When Quon and other officers exceeded their monthly character limits for several months in a row, the department Chief sought to determine whether the character limit was too low.  The wireless provider gave the City transcripts of Quon's and another employee's text messages for a two month period.  After reviewing the transcripts, it was discovered that many of Quon's messages were not work-related, and some were sexually explicit.  An internal investigator redacted Quon's messages that were communicated during non-work hours, however, the majority of his messages transpired while he was on duty.  Quon was disciplined for violating department rules.

Quon sued the department and the City alleging violation of his Fourth Amendment rights.  The district court granted summary judgment in favor of the City, finding no Fourth Amendment violation.  The Ninth Circuit reversed.

The Supreme Court reversed the Ninth Circuit decision and held that Quon's Fourth Amendment rights were not violated.  More specifically, the Court held that the City's review of Quon's text messages was reasonable because it was motivated by a legitimate work-related purpose and because it was not excessive in scope.  Thus, assuming Quon had some privacy expectation in his messages, that privacy was not unreasonably violated.

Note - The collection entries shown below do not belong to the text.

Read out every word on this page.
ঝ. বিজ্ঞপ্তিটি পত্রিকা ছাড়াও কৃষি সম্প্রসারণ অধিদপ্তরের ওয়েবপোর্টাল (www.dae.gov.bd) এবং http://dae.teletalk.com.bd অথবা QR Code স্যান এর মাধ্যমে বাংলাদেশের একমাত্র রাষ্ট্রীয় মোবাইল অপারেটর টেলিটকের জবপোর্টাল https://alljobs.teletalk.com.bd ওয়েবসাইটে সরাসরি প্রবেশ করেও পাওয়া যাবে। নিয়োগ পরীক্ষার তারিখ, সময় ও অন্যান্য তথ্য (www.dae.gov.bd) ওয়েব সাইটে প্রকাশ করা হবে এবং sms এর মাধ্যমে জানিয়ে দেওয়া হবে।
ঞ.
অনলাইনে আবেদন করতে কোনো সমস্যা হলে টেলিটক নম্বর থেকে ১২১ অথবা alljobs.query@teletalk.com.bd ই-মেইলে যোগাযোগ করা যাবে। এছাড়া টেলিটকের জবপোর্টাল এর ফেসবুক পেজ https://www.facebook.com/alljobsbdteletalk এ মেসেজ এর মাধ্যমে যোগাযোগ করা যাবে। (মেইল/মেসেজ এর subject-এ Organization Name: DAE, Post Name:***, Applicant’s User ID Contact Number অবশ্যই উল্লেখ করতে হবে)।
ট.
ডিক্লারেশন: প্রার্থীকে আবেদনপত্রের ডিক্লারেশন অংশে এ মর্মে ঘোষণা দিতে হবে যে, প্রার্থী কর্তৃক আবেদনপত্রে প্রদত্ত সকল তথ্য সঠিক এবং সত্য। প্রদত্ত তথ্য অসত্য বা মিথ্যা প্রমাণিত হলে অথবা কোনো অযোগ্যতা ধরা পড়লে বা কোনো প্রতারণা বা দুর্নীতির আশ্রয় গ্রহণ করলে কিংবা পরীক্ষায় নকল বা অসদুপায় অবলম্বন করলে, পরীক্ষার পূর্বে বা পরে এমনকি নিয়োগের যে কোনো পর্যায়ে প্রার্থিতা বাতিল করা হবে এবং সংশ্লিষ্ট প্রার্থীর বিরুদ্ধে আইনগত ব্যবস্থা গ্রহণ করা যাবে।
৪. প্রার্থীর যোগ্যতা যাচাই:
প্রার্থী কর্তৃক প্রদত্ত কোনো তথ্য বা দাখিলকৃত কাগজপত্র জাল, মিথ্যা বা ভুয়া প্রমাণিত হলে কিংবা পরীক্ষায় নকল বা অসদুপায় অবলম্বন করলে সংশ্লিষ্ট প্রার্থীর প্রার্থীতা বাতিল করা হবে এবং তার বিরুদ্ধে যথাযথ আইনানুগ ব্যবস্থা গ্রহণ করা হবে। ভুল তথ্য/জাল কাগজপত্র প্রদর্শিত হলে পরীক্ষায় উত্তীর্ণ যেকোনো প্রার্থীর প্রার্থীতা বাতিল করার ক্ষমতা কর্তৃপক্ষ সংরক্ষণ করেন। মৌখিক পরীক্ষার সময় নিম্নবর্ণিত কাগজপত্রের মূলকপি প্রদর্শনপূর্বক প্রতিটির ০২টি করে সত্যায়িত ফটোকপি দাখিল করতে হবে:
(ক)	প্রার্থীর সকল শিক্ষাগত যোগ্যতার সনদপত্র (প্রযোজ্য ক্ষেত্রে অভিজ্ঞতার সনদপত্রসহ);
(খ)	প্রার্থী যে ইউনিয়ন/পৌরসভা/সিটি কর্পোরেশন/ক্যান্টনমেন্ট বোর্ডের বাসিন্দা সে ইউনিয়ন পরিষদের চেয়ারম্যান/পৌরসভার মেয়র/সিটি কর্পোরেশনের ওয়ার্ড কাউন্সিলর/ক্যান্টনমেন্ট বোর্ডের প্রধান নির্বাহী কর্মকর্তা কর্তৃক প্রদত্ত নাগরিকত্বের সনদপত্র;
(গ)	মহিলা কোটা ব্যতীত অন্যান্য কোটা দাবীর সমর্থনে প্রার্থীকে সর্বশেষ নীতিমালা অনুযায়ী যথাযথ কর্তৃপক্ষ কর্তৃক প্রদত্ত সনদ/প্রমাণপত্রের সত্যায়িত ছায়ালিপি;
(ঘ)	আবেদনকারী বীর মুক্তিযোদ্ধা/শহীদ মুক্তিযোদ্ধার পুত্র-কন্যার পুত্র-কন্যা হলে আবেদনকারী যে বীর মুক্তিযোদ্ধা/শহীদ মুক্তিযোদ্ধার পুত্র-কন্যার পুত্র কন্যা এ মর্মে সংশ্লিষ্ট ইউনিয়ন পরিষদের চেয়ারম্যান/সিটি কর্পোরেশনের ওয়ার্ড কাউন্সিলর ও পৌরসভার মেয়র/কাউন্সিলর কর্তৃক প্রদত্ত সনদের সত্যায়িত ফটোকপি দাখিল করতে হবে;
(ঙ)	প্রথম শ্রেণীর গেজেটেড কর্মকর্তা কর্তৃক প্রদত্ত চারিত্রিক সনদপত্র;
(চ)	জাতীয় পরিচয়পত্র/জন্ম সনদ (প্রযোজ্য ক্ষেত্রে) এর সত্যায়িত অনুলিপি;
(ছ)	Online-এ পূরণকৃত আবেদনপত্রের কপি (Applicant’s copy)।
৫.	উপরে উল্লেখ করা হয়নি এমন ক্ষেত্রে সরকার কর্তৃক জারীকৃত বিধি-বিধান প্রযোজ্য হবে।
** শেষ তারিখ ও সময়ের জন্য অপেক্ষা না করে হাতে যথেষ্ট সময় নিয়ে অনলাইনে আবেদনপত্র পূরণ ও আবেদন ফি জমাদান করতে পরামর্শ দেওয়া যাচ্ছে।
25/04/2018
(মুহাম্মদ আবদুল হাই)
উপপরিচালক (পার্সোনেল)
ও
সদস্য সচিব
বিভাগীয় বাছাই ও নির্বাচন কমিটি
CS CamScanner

The Court did not resolve the parties' disagreement over Quon's privacy expectation or whether the individuals who sent messages to Quon had a reasonable expectation of privacy in their messages.  The Court refused to draw any bright lines regarding privacy expectations in electronic communications, noting that communication technology is constantly changing and it's unknown how workplace norms or the law's treatment of them will evolve.  However, the Court held that on the facts before it, the search was reasonable and there was no Fourth Amendment violation.

In light of this narrowly tailored decision, employers should seek legal counsel before investigating employee communications in order to ensure that the investigation is legally sound. Employers should also review their communication policies to ensure that employees are sufficiently informed that they do not have an expectation of privacy in communications sent or received on employer provided systems.